Computer control your Tempurpedic Ergo bed frame
This article assumes you have and understand Linux.
I recently got an old man's bed. You know, the kind with hydraulics to raise or lower the head or foot of the bed. It connects to wifi, so I decided to poke it a bit.
Here's what I learned. It has a TCP web server of some sort running on port 80 that's used for configuring and querying it's wifi setup. It doesn't present much of a website, but after sniffing traffic between their Android app and the bed I learned that it provides a JSON response with it's configuration if you go to http://[bedip]/sys
A bit of research shows that this is a Marvell IoT device. I don't know much about them but I've stashed that knowledge away for later hacking.

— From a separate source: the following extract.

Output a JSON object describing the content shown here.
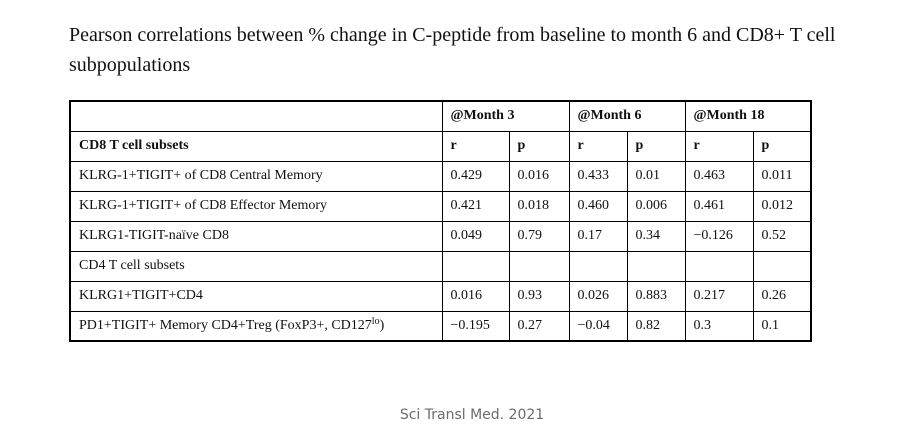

In addition to the web interface, it listens for UDP packets on port 50007. This is the important part for us.
Getting to the good bits
A bit more sniffing showed that the control codes are sent to the bed using UDP packets. This makes it a bit more complicated than say, opening your web browser. In Linux we have a great tool called netcat that will let us craft UDP packets and send them at will.
The control codes contain more than just plain text, so I opted to store them as hexadecimal and use xxd to convert it to the binary that gets injected into netcat.

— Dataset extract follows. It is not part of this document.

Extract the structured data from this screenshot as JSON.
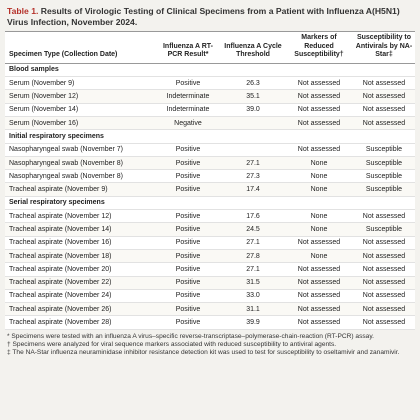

Here's a few of the hex codes I've figured out:
- Memory 1: 33053203945C0000C8
- Memory 2: 33053203945c0100c9
- Flat: 3305320A945C0400CC
- Vibe 1: 33053203948D007861
- Vibe off: 3305320A9486000012
Sending the control codes
In order to send these codes to your bed you need to know the IP address of the bed's controller. If your router allows you to set a static DHCP address to a device (i.e. it always issues the same DHCP address to that device) then I recommend doing that.
Once you know the bed's IP address, you simply echo the code to xxd and pipe it into netcat like so (assuming your bed is at 192.168.1.59):
echo "33053203945c0000c8" | xxd -r -p | nc -n -4u -w1 192.168.1.59 50007
The possibilities are endless
From here you could use an IFTTT connection to trigger the bed to do certain things based on other events (use if-this-then-node on your home network to send the packets based on an IFTTT recipe), or even just throw commands into a cron job to wake you up every morning by shaking the bed. Yeah, I said it - your computer could shake you awake.
Really, with people using Amazon Echo to open the garage, start their Tesla and pull it out into the driveway, manipulating your bed with Echo should be simple.
In order to capture the codes, I used "Packet Capture" by Grey Shirts on the Google Play Store. I installed that on the device that was running the ergo app - this way I didn't have to stress over trying to sniff the traffic off the wifi, I could grab it at the source device. It's a great app, by the way. Simply capture the packets and then switch to the Ergo app and push a button. When viewing the captured outgoing UDP packet, be sure to view it as hex.
The security geek in me wants to rant and rave over the complete lack of security built into this device. But, really, what's the real risk? Someone hacks your network and wakes you up at 4AM by vibrating and folding your bed?
What if I don't have a wifi-enabled frame?
There's a project I stumbled on called Tempurpedic Remote Relay that you can use along with hardware hacking your remote to give your computer control of your bed.